Scientists shift function of neutrophils to heal brain after hemorrhages
Neutrophils are a type of white blood cell and integral to the immune system. They are known to attack germs in case of infection, but a new study now shows that some neutrophils also may help heal the brain after a stroke.
Researchers at the University of Texas Health Science Center at Houston conducted a study to show that two neutrophil-related proteins may play critical roles in protecting the brain from stroke-induced damage in intracerebral haemorrhage, a form of stroke caused by ruptured blood vessels. The study suggests these proteins could be used as treatments for intracerebral haemorrhage.
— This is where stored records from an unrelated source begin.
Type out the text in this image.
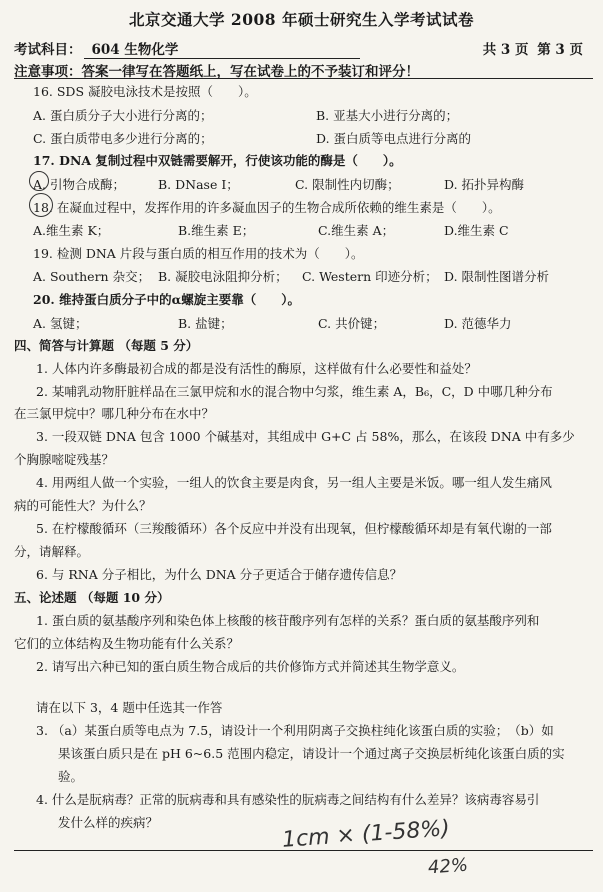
北京交通大学 2008 年硕士研究生入学考试试卷
考试科目： 604 生物化学	共 3 页 第 3 页
注意事项：答案一律写在答题纸上，写在试卷上的不予装订和评分！
16. SDS 凝胶电泳技术是按照（　　）。
A. 蛋白质分子大小进行分离的；	B. 亚基大小进行分离的；
C. 蛋白质带电多少进行分离的；	D. 蛋白质等电点进行分离的
17. DNA 复制过程中双链需要解开，行使该功能的酶是（　　）。
A. 引物合成酶；	B. DNase Ⅰ；	C. 限制性内切酶；	D. 拓扑异构酶
18. 在凝血过程中，发挥作用的许多凝血因子的生物合成所依赖的维生素是（　　）。
A.维生素 K；	B.维生素 E；	C.维生素 A；	D.维生素 C
19. 检测 DNA 片段与蛋白质的相互作用的技术为（　　）。
A. Southern 杂交； B. 凝胶电泳阻抑分析； C. Western 印迹分析； D. 限制性图谱分析
20. 维持蛋白质分子中的α螺旋主要靠（　　）。
A. 氢键；	B. 盐键；	C. 共价键；	D. 范德华力
四、简答与计算题 （每题 5 分）
1. 人体内许多酶最初合成的都是没有活性的酶原，这样做有什么必要性和益处？
2. 某哺乳动物肝脏样品在三氯甲烷和水的混合物中匀浆，维生素 A，B₆，C，D 中哪几种分布
在三氯甲烷中？哪几种分布在水中？
3. 一段双链 DNA 包含 1000 个碱基对，其组成中 G+C 占 58%，那么，在该段 DNA 中有多少
个胸腺嘧啶残基？
4. 用两组人做一个实验，一组人的饮食主要是肉食，另一组人主要是米饭。哪一组人发生痛风
病的可能性大？为什么？
5. 在柠檬酸循环（三羧酸循环）各个反应中并没有出现氧，但柠檬酸循环却是有氧代谢的一部
分，请解释。
6. 与 RNA 分子相比，为什么 DNA 分子更适合于储存遗传信息？
五、论述题 （每题 10 分）
1. 蛋白质的氨基酸序列和染色体上核酸的核苷酸序列有怎样的关系？蛋白质的氨基酸序列和
它们的立体结构及生物功能有什么关系？
2. 请写出六种已知的蛋白质生物合成后的共价修饰方式并简述其生物学意义。
请在以下 3，4 题中任选其一作答
3. （a）某蛋白质等电点为 7.5，请设计一个利用阴离子交换柱纯化该蛋白质的实验；　（b）如
果该蛋白质只是在 pH 6~6.5 范围内稳定，请设计一个通过离子交换层析纯化该蛋白质的实
验。
4. 什么是朊病毒？正常的朊病毒和具有感染性的朊病毒之间结构有什么差异？该病毒容易引
发什么样的疾病？	1cm × (1-58%)
42%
Interleukin-27: immunoregulatory protein
The team of seven researchers hypothesized that intracerebral hemorrhage (ICH) induces the production of interleukin-27 (IL-27), an immunoregulatory protein that triggers the production of polymorphonuclear neutrophils (PMN) in the bone marrow. Within hours of a stroke, PMNs — the immune system’s shortest-lived, most abundant cells — rush to the brain, where they release microbial defense-related molecules that have been known to aggravate ICH conditions. The study’s authors focused, however, on a subset of molecules released by PMNs that can be beneficial to a brain suffering from ICH by sequestering haptoglobin and lactoferrin, a healing gene.
Shift PMNs’ function from negative to positive
The scientists believed the introduction of IL-27 at the PMNs’ native site — bone marrow — could help shift the neutrophils’ function from negative to positive before they accumulate in the brain after a stroke and release their chemical-filled granules. PMNs are generally among the first blood cell types to enter the brain after a stroke and continue to infiltrate damaged tissue for up to several weeks after ICH onset, the study’s authors wrote.